Improvised beach hut provides measure of comfort and joy

A split photo shows a man and his beachhut

Motaz Barzaq and the beachhut he has built. 

Yahiya Barzaq

Gaza’s beaches have always been a haven for Gaza’s people.

In the long years of siege that came before last October, they were our vantage point from which we could see a world we weren’t allowed to visit, the promise of freedom for a territory imprisoned.

Since Israel’s genocide started, but especially since Israel’s invasion of Rafah back in May, the beaches have become even more important for tens of thousands of displaced people in Gaza.

People have pitched their tents in the sand in a desperate search for some safety.

Motaz Barzaq, who is displaced from the north, decided to go one step further.

Why not, he thought, build something a little more stable.

So he went to one of the bakeries that have popped up along the beach with the influx of the displaced and bought empty flour bags. These he filled with sand to build the walls of a cottage he then completed with mud.

The roof of his cottage is made of roof tiles he found. There is no end of rubble in Gaza from which to locate materials.

He even fitted the hut out with a kitchen, bathroom and bedroom.

“We have alternatives,” he told The Electronic Intifada with some pride. “If we don’t find the building materials, we return to tradition and do what our parents and ancestors did.”

The most beautiful place in Gaza

He used at least 2,000 sandbags to build the cottage, and it took him one month. He is now working on a sandbag wall to protect the hut from the tide.

Motaz believes his cottage is better than tents that, he said, don’t protect from the heat of the sun or the cold of winter. It was the intense summer heat that pushed Motaz to move to the beach, as staying in the displacement tent in Gaza during the day had become unbearable, he told The Electronic Intifada.

New businesses selling falafel, biscuits, juices, and iced water have sprung up along the beachfront and some young people have even found work there, providing a little income to support their families, and some focal point for those who now live on the beach.

Yahia Barzaq shared a video he took of Motaz building his cottage on social media.

“Not to romanticize reality, but to strengthen steadfastness, Motaz Barzaq, a displaced man from Gaza, tried to avoid the desperate life of tents, and sought a refuge by the sea, where the waves are louder than the chaos of war’s bombs,” Yahia comments in the video.

Motaz told Yahia that the idea of building the cottage came to him while living in a home in Deir al-Balah and explained that the hut’s mud and sandbag walls protect each other, ensuring that the mud doesn’t disintegrate with the rain.

“I was never going to make it from brick.

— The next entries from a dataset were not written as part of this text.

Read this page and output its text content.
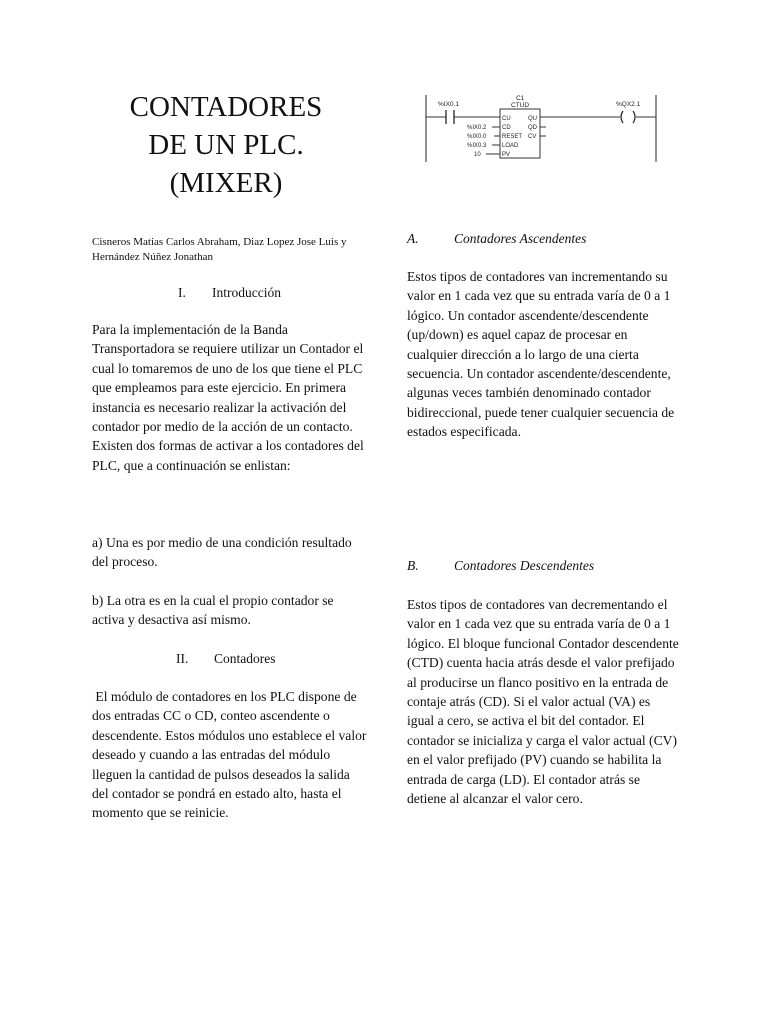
CONTADORES
DE UN PLC.
(MIXER)
Cisneros Matias Carlos Abraham, Diaz Lopez Jose Luis y Hernández Núñez Jonathan
I. Introducción

Para la implementación de la Banda Transportadora se requiere utilizar un Contador el cual lo tomaremos de uno de los que tiene el PLC que empleamos para este ejercicio. En primera instancia es necesario realizar la activación del contador por medio de la acción de un contacto. Existen dos formas de activar a los contadores del PLC, que a continuación se enlistan:

a) Una es por medio de una condición resultado del proceso.

b) La otra es en la cual el propio contador se activa y desactiva así mismo.

II. Contadores

El módulo de contadores en los PLC dispone de dos entradas CC o CD, conteo ascendente o descendente. Estos módulos uno establece el valor deseado y cuando a las entradas del módulo lleguen la cantidad de pulsos deseados la salida del contador se pondrá en estado alto, hasta el momento que se reinicie.

%IX0.1	%QX2.1
C1
CTUD
CU
CD
RESET
LOAD
PV
QU
QD
CV
%IX0.2
%IX0.0
%IX0.3
10
A.	Contadores Ascendentes

Estos tipos de contadores van incrementando su valor en 1 cada vez que su entrada varía de 0 a 1 lógico. Un contador ascendente/descendente (up/down) es aquel capaz de procesar en cualquier dirección a lo largo de una cierta secuencia. Un contador ascendente/descendente, algunas veces también denominado contador bidireccional, puede tener cualquier secuencia de estados especificada.

B.	Contadores Descendentes

Estos tipos de contadores van decrementando el valor en 1 cada vez que su entrada varía de 0 a 1 lógico. El bloque funcional Contador descendente (CTD) cuenta hacia atrás desde el valor prefijado al producirse un flanco positivo en la entrada de contaje atrás (CD). Si el valor actual (VA) es igual a cero, se activa el bit del contador. El contador se inicializa y carga el valor actual (CV) en el valor prefijado (PV) cuando se habilita la entrada de carga (LD). El contador atrás se detiene al alcanzar el valor cero.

I could have made it from canvas, which is much cheaper, but I wanted it to be more durable. And the flour bags didn’t cost me much,” Motaz said.

It was the lack of proper tools that was the biggest obstacle.

“The main difficulties I faced was the lack of screwdrivers. I had no saw, and there is barely any cement. Since we have no electricity, I could also only work during the day,” he said.

It was all worth it, and there is no question that his new address gives Motaz joy, even in Gaza’s bleakness. He had always wanted to live by the beach anyway.

“The sea is the most beautiful place in Gaza.”

Eman Alhaj Ali is a writer, translator and poet based in Gaza.